Project description:

The goal of Virtualpy is to create a Python library that is able to easily create comfortable VR experiences. VR requires a very high framerate, meaning the positions of objects in the scene need to be updated very frequently, however Python code, especially when doing a simulation of higher complexity, can much more easily have trouble with the 75fps update rate needed to animate at that frequency. By introducing approximately one frame of latency between when each frame is described by the Python library and when that frame is shown on screen it is possible to interpolate between the frame last shown and the frame to be shown in order to create intermediate frames. This allows the underlying rendering code to maintain headtracking and animation at a full framerate even while the python code that describes the frames runs much slower.

Team: Matthew Hoffman (mfhoffm2) and Victor Ge (vge2)

Technical details:

The Python library itself is a C extension, written in C++ and compiled into a .dll file that Python recognizes as a module. Details about extending python with C/C++ can be found here: https://docs.python.org/3.4/extending/extending.html. The C++ code then used DirectX for its rendering API and the official Oculus SDK for head tracking and Direct to Rift rendering.

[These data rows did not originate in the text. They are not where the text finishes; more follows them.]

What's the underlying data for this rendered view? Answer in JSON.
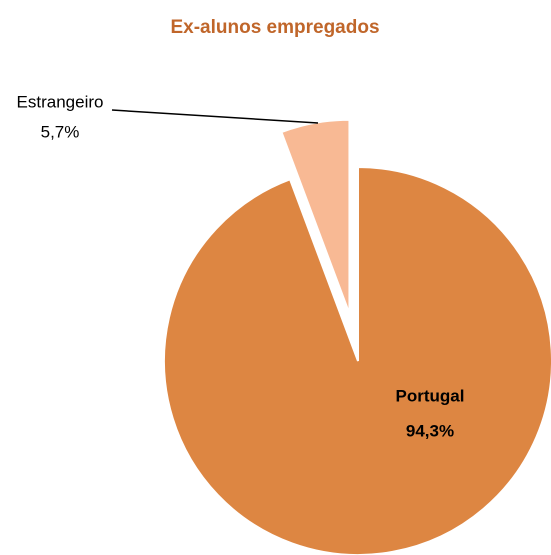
{
  "chart_data": {
    "type": "pie",
    "title": "Ex-alunos empregados",
    "categories": [
      "Portugal",
      "Estrangeiro"
    ],
    "values": [
      94.3,
      5.7
    ],
    "value_labels": [
      "94,3%",
      "5,7%"
    ],
    "colors": [
      "#dd8642",
      "#f8b994"
    ],
    "exploded": [
      false,
      true
    ]
  }
}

The challenge for this component had two major parts. First, the rendering engine had to be written, and it needed to be rather adaptable to readily accept configuration of whatever the Python code needed to decide, which involved rather generic pipelines for things like VertexBuffer or ConstantBuffer creation. The second major challenge was in writing threading code to manage the communication between the Python code and the rendering code. The goal was to have the rendering code never need to block for input from the Python code so that it doesn't cause any stuttering in the framerate or head tracking. This required writing essentially a double buffered queue of frame states

Beyond the Python extension itself, we also wrote actual python code that gets dynamically loaded into the library, as well as example Python scripts that use our code. This includes things like classes to represent all the conceptual objects like Quaternions or Models that are stored internally as just ID numbers. It also includes higher level helper code like a model loader that takes .obj files and outputs virtualpy models.

Results:

Our project turned out to work pretty well. The major goals were achieved, we got a demo with Python code updating only once every two seconds that looks rather nice. The head tracking is low latency and the framerate is rather smooth. As expected, we pay the cost of high latency on python input, so the keyboard movement done through python is has rather notable lag, but that wasn't the focus. Also, to actually leverage Python's strengths, we created a demo that is able to dynamically reload its update function from the source file, allowing the program to change in real time. This turned out to be pretty neat and fun to play with, and is a good way to show off hte rapid prototyping possibilities that being able to work in Python opens up.


Demos:




Code: Download

This is the code that can compile into the python module. Currently it is only set up as a MSVC project, and I've been testing it with a python instance compiled with the same compiler. Trying to get it to work from scratch on your machine may prove troublesome at the moment. Especially since the project is hardcoded to use my Oculus SDK and DirectX SDK directories for compiling. I was told this was okay, if you need help setting it up let me know. As for actual example python code, setup.py is the best and widest reaching example, showing off most of the functionality.